Siekevitz was born in Philadelphia (1918) and attended the Philadelphia College of Pharmacy and Science. He became interested in biochemistry and wanted to go to graduate school, but he was drafted into the Army in his final year of college. He managed to defer for a year and graduated in 1942.
After almost four years of service, Siekevitz enrolled at the University of California, Berkeley. Working with David Greenberg, he studied amino acid metabolism and became one of the first to use radioactive amino acids to look at in vitro protein synthesis using cells and tissue slices.

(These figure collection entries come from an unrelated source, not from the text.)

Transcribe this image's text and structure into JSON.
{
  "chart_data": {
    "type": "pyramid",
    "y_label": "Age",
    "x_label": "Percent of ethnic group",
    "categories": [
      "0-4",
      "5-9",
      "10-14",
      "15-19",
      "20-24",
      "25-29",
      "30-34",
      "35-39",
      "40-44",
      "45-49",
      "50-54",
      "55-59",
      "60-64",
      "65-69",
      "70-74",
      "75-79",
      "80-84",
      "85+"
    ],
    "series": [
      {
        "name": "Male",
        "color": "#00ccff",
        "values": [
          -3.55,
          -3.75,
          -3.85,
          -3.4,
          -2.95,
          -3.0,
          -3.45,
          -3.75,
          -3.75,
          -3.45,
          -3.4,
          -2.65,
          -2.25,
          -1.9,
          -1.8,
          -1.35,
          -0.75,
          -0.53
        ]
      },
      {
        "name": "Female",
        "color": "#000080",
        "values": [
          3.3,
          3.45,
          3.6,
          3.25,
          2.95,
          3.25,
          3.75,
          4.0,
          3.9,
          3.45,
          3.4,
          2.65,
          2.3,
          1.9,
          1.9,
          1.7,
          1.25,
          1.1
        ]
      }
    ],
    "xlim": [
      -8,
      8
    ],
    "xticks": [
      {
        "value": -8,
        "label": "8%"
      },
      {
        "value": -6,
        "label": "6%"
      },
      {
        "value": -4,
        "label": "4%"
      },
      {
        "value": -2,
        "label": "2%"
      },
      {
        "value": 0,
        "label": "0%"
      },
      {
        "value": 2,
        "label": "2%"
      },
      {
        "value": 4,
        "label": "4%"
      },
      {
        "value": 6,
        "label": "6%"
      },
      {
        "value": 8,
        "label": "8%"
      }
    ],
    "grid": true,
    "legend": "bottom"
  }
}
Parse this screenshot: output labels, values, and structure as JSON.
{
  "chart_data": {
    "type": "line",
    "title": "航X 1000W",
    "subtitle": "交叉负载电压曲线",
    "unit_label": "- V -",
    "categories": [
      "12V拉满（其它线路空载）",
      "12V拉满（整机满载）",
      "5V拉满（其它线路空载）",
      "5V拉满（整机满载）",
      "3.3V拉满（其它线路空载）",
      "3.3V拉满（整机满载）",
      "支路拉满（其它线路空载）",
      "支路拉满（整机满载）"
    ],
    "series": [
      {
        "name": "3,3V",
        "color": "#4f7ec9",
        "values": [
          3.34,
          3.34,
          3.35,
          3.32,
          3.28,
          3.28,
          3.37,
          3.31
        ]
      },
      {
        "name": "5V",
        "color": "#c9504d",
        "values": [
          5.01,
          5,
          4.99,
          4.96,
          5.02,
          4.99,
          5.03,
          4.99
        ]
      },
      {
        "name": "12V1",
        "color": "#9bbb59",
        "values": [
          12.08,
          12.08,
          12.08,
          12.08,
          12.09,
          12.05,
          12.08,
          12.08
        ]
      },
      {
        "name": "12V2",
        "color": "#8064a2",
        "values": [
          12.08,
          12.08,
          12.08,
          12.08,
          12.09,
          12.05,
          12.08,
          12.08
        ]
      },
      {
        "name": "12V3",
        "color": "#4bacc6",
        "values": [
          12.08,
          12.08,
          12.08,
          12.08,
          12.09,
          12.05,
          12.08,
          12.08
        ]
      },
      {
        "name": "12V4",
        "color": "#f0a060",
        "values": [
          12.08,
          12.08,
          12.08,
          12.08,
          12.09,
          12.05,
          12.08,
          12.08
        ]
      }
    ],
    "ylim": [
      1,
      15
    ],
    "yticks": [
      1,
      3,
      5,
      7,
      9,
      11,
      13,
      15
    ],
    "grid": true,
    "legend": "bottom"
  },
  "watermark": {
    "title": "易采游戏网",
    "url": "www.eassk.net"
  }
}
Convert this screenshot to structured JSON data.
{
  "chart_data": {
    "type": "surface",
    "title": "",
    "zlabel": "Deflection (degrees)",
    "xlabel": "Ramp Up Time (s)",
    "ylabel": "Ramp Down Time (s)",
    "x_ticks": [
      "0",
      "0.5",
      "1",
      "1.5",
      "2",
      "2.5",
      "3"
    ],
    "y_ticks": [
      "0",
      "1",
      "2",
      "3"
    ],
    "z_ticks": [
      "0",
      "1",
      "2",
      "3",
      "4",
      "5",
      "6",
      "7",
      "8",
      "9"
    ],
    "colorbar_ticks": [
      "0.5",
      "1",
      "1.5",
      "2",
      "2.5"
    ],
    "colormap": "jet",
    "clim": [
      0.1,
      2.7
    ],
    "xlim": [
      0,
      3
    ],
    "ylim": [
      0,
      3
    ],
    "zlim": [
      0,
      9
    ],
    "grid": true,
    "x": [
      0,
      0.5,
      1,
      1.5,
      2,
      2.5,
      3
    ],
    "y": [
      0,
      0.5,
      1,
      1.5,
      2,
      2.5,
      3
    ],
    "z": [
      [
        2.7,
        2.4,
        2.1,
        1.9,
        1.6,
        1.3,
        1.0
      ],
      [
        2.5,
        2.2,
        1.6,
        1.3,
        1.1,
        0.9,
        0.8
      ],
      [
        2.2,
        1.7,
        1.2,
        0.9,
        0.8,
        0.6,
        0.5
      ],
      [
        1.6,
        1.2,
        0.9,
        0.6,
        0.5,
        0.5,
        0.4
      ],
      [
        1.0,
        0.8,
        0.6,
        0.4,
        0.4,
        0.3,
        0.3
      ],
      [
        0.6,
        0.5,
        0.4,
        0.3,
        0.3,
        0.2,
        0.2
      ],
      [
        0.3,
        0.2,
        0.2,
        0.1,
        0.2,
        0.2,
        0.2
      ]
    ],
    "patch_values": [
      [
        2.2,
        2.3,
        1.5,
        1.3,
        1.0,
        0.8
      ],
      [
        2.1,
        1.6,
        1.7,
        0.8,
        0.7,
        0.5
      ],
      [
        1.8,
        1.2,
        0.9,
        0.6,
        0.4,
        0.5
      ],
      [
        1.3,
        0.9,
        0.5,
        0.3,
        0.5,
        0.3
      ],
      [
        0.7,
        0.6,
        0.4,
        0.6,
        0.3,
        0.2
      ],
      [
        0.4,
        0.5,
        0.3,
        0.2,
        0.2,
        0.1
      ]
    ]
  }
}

Siekevitz earned his doctorate in biochemistry in 1949. He then joined Paul Zamecnik’s laboratory at Harvard’s Massachusetts General Hospital, where he collaborated with Fritz Lipmann, studying mitochondrial biochemistry. While at Harvard, Siekevitz was among the first to use subcellular fractions, microsomes, mitochondria and nuclei to look at protein synthesis. Previously, this was done with whole homogenates or tissue slices. His work at Mass General played an early role in Zamecnik’s successful development of a system for cell-free protein synthesis.
In 1951, Siekevitz became a postdoctoral fellow in Van R. Potter’s laboratory at the University of Wisconsin, Madison, where he studied the regulation of energy metabolism in mitochondria.
Three years later, George Palade invited Siekevitz to work with him at Rockefeller University. He and Palade spent the next 20 years as colleagues. The pair first studied the pancreas as a system for protein synthesis and secretion and, using radioactive amino acids, showed that the secretory enzymes of the pancreas were first synthesized on ribosomes and then transported across the endoplasmic reticulum membrane into the organelle’s lumen, finally appearing in the zymogen granules that were secreted into the lumen of the intestine.